The Terrorists Among Us

Back in 2009 I wrote ablog post about a report issued by the Department of Homeland Security to federal, state and local law enforcement regarding the threat of terrorism from right-wing extremists groups. And I wrote about how “conservatives” threw a fit about the report and called it a political hit job. See “Malkin et al. Admit That ‘Conservatives’ Are Right-Wing Extremists and Potential Terrorists.”

Under pressure from conservatives, in a few months DHS repudiated the report. The chief author of the report no longer works at DHS.

Now the New York Times is running a major story called U.S. Law Enforcement Failed to See the Threat of White Nationalism. Now They Don’t Know How to Stop It. The truth is, they were warned.

This is from the NY Times story:

 According to a recent report by the nonpartisan Stimson Center, between 2002 and 2017, the United States spent $2.8 trillion — 15 percent of discretionary spending — on counterterrorism. Terrorist attacks by Muslim extremists killed 100 people in the United States during that time. Between 2008 and 2017, domestic extremists killed 387 in the United States, according to the 2018 Anti-Defamation League report.
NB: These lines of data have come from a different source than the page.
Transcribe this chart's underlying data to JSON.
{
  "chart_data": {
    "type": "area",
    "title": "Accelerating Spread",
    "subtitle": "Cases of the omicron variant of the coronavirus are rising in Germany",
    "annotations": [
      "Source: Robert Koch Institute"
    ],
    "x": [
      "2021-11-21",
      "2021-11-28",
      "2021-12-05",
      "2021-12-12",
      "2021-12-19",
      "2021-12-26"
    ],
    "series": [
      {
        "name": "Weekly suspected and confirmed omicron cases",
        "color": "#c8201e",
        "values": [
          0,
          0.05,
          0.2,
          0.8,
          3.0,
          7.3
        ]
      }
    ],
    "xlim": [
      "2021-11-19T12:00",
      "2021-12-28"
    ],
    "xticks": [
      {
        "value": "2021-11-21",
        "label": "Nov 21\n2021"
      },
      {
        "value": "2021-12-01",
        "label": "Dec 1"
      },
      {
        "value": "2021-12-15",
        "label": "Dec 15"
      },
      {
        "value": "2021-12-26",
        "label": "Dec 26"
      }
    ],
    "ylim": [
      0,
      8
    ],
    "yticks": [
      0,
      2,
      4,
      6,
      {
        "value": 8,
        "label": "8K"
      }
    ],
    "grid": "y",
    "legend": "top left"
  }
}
“We’re actually seeing all the same phenomena of what was happening with groups like ISIS, same tactics, but no one talks about it because it’s far-right extremism,” says the national-security strategist P.W. Singer, a senior fellow at the New America think tank. During the first year of the Trump administration, Singer and a colleague met with a group of senior administration officials about building a counterterrorism strategy that encompassed a wider range of threats. “They only wanted to talk about Muslim extremism,” he says. But even before the Trump administration, he says, “we willingly turned the other way on white supremacy because there were real political costs to talking about white supremacy.”

Well, yeah.

It’s not just white nationalists. One of the women-hating he-man club members shot up a yoga studio and killed two women this weekend. There is a well documented connection between what appear to be random mass shootings and a history of domestic violence by men against women. And abortion clinic violence continues to be swept under the rug.

What’s to be done? First, law-enforcement experts say that right-wing extremists should be treated just like ISIS.

From Axios:

Far-right extremists have killed more people since 9/11 than any other category of domestic terrorism.

* 71% of extremist-related deaths between 2008 and 2017 were committed by members of a far-right movement, while Islamic extremists were responsible for 26%, according to the Anti-Defamation League.

* Between 2002 and 2017, the U.S. spent $2.8 trillion on counterterrorism. In that time frame, terrorist attacks by Muslim extremists killed 100 people in the U.S.

* Between 2008 and 2017, meanwhile, domestic extremists killed 387 people.

David Atkins:

Law enforcement has been ill-equipped to identify and deal with the threat in part because white male anger in defense of traditional power structures is considered normative in America, in part because law enforcement has long been infiltrated by white supremacists who defend their own, and in part because of a considered and explicit effort by the conservative political movement to prevent federal law enforcement for doing so–including by scuttling a landmark government report on the problem. Indeed, the Trump administration is shutting down an Obama-era program to counter threats of domestic terrorism even as it wields xenophobia to focus on the far less dangerous threat of attacks by foreign agents.

Here’s the hard part:

But all of this raises a terrifying question: if this horrific wave of right-wing terror is rising when these deplorable men are at the height of their political power, what happens when even that power is wrested from their control? What happens when several more years of natural demographic changes replace conservative boomers with progressive millennials and rural whites with urban and suburban diverse communities? When Democrats regain the White House, Congress and many state governments in a census year, eliminating many of the “structural advantages” conservatives have put in place to gerrymander districts and implement restrictive voting laws?

What happens when these hateful men discover that even politically, the country is finally irrevocably lost to them? What kind of asymmetric violence and terrorist insurgencies will we see from them when they don’t just feel disempowered despite all their power and privilege, but actually do find themselves truly out of power?

And the next question is, what will we do about it? As a people and as a nation? How far are we willing to go? What will we be willing to do?